We hope what follows helps, and we apologise in advance if this seems repetitive – BUT THESE ISSUES ARE JUST TOO IMPORTANT AT THE MOMENT FOR US TO NEGLECT.

One thing that should worry chemicals companies is that in the polyethylene (PE) market – and perhaps in other chemicals and polymer markets – they have reportedly lacked the ability to push-through price increases to compensate for weak margins.

The reason is that demand for imported material has fallen, as a large percentage of imports are re-exported as finished goods. China’s export trade has, of course, suffered because of what’s happening in the West. PE markets are, as result, much more driven by the domestic final consumer.

Any “surge” in post Lunar-New Year demand might be substantially because factories have been shut down for longer than is usual due to weak export trade. For instance, small and medium-sized tyre factories closed for 2-3 weeks rather than the usual 5-7 days, according to ICIS news. We have heard anecdotal reports of the same extended shutdowns taking place in many manufacturing sectors.

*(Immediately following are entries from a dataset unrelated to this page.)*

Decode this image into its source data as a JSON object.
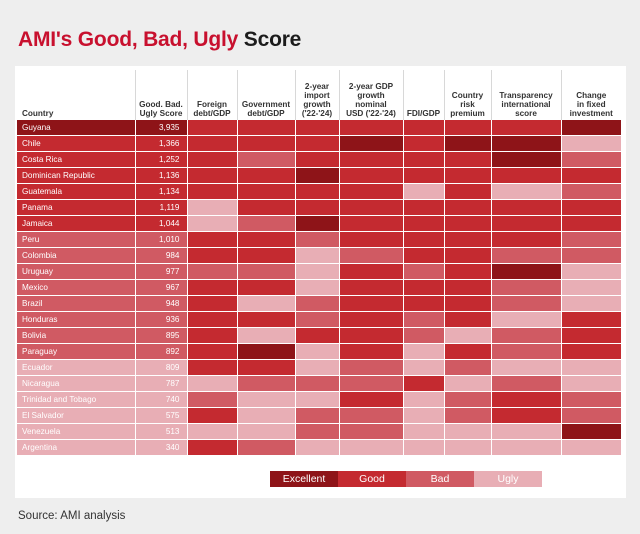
{
  "title_part1": "AMI's Good, Bad, Ugly",
  "title_part2": "Score",
  "source": "Source: AMI analysis",
  "colors": {
    "E": "#8e1418",
    "G": "#c42a30",
    "B": "#d05a63",
    "U": "#e8aeb5"
  },
  "legend": [
    {
      "key": "E",
      "label": "Excellent"
    },
    {
      "key": "G",
      "label": "Good"
    },
    {
      "key": "B",
      "label": "Bad"
    },
    {
      "key": "U",
      "label": "Ugly"
    }
  ],
  "chart_data": {
    "type": "table",
    "title": "AMI's Good, Bad, Ugly Score",
    "columns": [
      "Country",
      "Good. Bad. Ugly Score",
      "Foreign debt/GDP",
      "Government debt/GDP",
      "2-year import growth ('22-'24)",
      "2-year GDP growth nominal USD ('22-'24)",
      "FDI/GDP",
      "Country risk premium",
      "Transparency international score",
      "Change in fixed investment"
    ],
    "header_lines": [
      [
        "Country"
      ],
      [
        "Good. Bad.",
        "Ugly Score"
      ],
      [
        "Foreign",
        "debt/GDP"
      ],
      [
        "Government",
        "debt/GDP"
      ],
      [
        "2-year",
        "import",
        "growth",
        "('22-'24)"
      ],
      [
        "2-year GDP",
        "growth",
        "nominal",
        "USD ('22-'24)"
      ],
      [
        "FDI/GDP"
      ],
      [
        "Country",
        "risk",
        "premium"
      ],
      [
        "Transparency",
        "international",
        "score"
      ],
      [
        "Change",
        "in fixed",
        "investment"
      ]
    ],
    "rows": [
      {
        "country": "Guyana",
        "score": "3,935",
        "tier": "E",
        "ratings": [
          "G",
          "G",
          "G",
          "G",
          "G",
          "G",
          "G",
          "E"
        ]
      },
      {
        "country": "Chile",
        "score": "1,366",
        "tier": "G",
        "ratings": [
          "G",
          "G",
          "G",
          "E",
          "G",
          "E",
          "E",
          "U"
        ]
      },
      {
        "country": "Costa Rica",
        "score": "1,252",
        "tier": "G",
        "ratings": [
          "G",
          "B",
          "G",
          "G",
          "G",
          "G",
          "E",
          "B"
        ]
      },
      {
        "country": "Dominican Republic",
        "score": "1,136",
        "tier": "G",
        "ratings": [
          "G",
          "G",
          "E",
          "G",
          "G",
          "G",
          "G",
          "G"
        ]
      },
      {
        "country": "Guatemala",
        "score": "1,134",
        "tier": "G",
        "ratings": [
          "G",
          "G",
          "G",
          "G",
          "U",
          "G",
          "U",
          "B"
        ]
      },
      {
        "country": "Panama",
        "score": "1,119",
        "tier": "G",
        "ratings": [
          "U",
          "G",
          "G",
          "G",
          "G",
          "G",
          "G",
          "G"
        ]
      },
      {
        "country": "Jamaica",
        "score": "1,044",
        "tier": "G",
        "ratings": [
          "U",
          "B",
          "E",
          "G",
          "G",
          "G",
          "G",
          "G"
        ]
      },
      {
        "country": "Peru",
        "score": "1,010",
        "tier": "B",
        "ratings": [
          "G",
          "G",
          "B",
          "G",
          "G",
          "G",
          "G",
          "B"
        ]
      },
      {
        "country": "Colombia",
        "score": "984",
        "tier": "B",
        "ratings": [
          "G",
          "G",
          "U",
          "B",
          "G",
          "G",
          "B",
          "B"
        ]
      },
      {
        "country": "Uruguay",
        "score": "977",
        "tier": "B",
        "ratings": [
          "B",
          "B",
          "U",
          "G",
          "B",
          "G",
          "E",
          "U"
        ]
      },
      {
        "country": "Mexico",
        "score": "967",
        "tier": "B",
        "ratings": [
          "G",
          "G",
          "U",
          "G",
          "G",
          "G",
          "B",
          "U"
        ]
      },
      {
        "country": "Brazil",
        "score": "948",
        "tier": "B",
        "ratings": [
          "G",
          "U",
          "B",
          "G",
          "G",
          "G",
          "B",
          "U"
        ]
      },
      {
        "country": "Honduras",
        "score": "936",
        "tier": "B",
        "ratings": [
          "G",
          "G",
          "B",
          "G",
          "B",
          "G",
          "U",
          "G"
        ]
      },
      {
        "country": "Bolivia",
        "score": "895",
        "tier": "B",
        "ratings": [
          "G",
          "U",
          "G",
          "G",
          "B",
          "U",
          "B",
          "G"
        ]
      },
      {
        "country": "Paraguay",
        "score": "892",
        "tier": "B",
        "ratings": [
          "G",
          "E",
          "U",
          "G",
          "U",
          "G",
          "B",
          "G"
        ]
      },
      {
        "country": "Ecuador",
        "score": "809",
        "tier": "U",
        "ratings": [
          "G",
          "G",
          "U",
          "B",
          "U",
          "B",
          "U",
          "U"
        ]
      },
      {
        "country": "Nicaragua",
        "score": "787",
        "tier": "U",
        "ratings": [
          "U",
          "B",
          "B",
          "B",
          "G",
          "U",
          "B",
          "U"
        ]
      },
      {
        "country": "Trinidad and Tobago",
        "score": "740",
        "tier": "U",
        "ratings": [
          "B",
          "U",
          "U",
          "G",
          "U",
          "B",
          "G",
          "B"
        ]
      },
      {
        "country": "El Salvador",
        "score": "575",
        "tier": "U",
        "ratings": [
          "G",
          "U",
          "B",
          "B",
          "U",
          "B",
          "G",
          "B"
        ]
      },
      {
        "country": "Venezuela",
        "score": "513",
        "tier": "U",
        "ratings": [
          "U",
          "U",
          "B",
          "B",
          "U",
          "U",
          "U",
          "E"
        ]
      },
      {
        "country": "Argentina",
        "score": "340",
        "tier": "U",
        "ratings": [
          "G",
          "B",
          "U",
          "U",
          "U",
          "U",
          "U",
          "U"
        ]
      }
    ]
  }
}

In the short term, the power of overseas PE producers appears to have increased as a result of the outage at the Al-Jubail complex in Saudi Arabia. February offers have been withdrawn, and no doubt will be revised upwards, as a power failure is expected to keep the complex down for several days.

There is also talk right now about the market returning from the Lunar New Year just as the Asian cracker turnaround season gets into full swing. March production losses are said to represent the peak of the season.

But a glance at the ICIS shutdown schedule for 2012 (see chart below) shows that shutdowns are evenly spread throughout the year. And crucially, 50 percent less ethylene production is expected to be lost this year compared with 2011 as a result of fewer crackers being shut down.


Presentation1.jpgFurther, new plants in the Middle East are being commissioned in H1.

Demand is the thing, real, sustainable demand – and in China right now there are no guarantees that 2012 demand will be any better than 2011

We find it ironic is that the worst the manufacturing sector in China becomes the more stock markets – and in parallel the Dalian Commodity Exchange – rise on the assumption that China’s government will be forced to more aggressively ease bank-lending conditions.

A case in point was last week’s release of the preliminary January purchasing manager’s index, showing a contraction for the third month in a row. As we have discussed many times, however, and we talked about again last Friday, Beijing’s options for easing liquidity seem to be extremely limited.

And finally, what about oil prices and their impact on global GDP (gross domestic product) growth?

“The issue is simple. The world has never before had to live with Brent prices at over $100/bbl ($2012) for so long,” wrote fellow blogger Paul Hodges in this post on Friday.

“Demand destruction is clearly taking place on a wider and wider scale. Even if prices fell sharply tomorrow, demand would now still take a long time to recover.”

For the European integrated polyolefins industry, it is about managing supply in order to recover lost margins resulting from high crude prices – and also a volatile Euro.

A triple digit increase in the February ethylene contract price is therefore now expected as a result of management of supply in the face of persistently poor demand prospects, again according to ICIS news. 

We suspect this is the case up and down many commodity chemicals chains.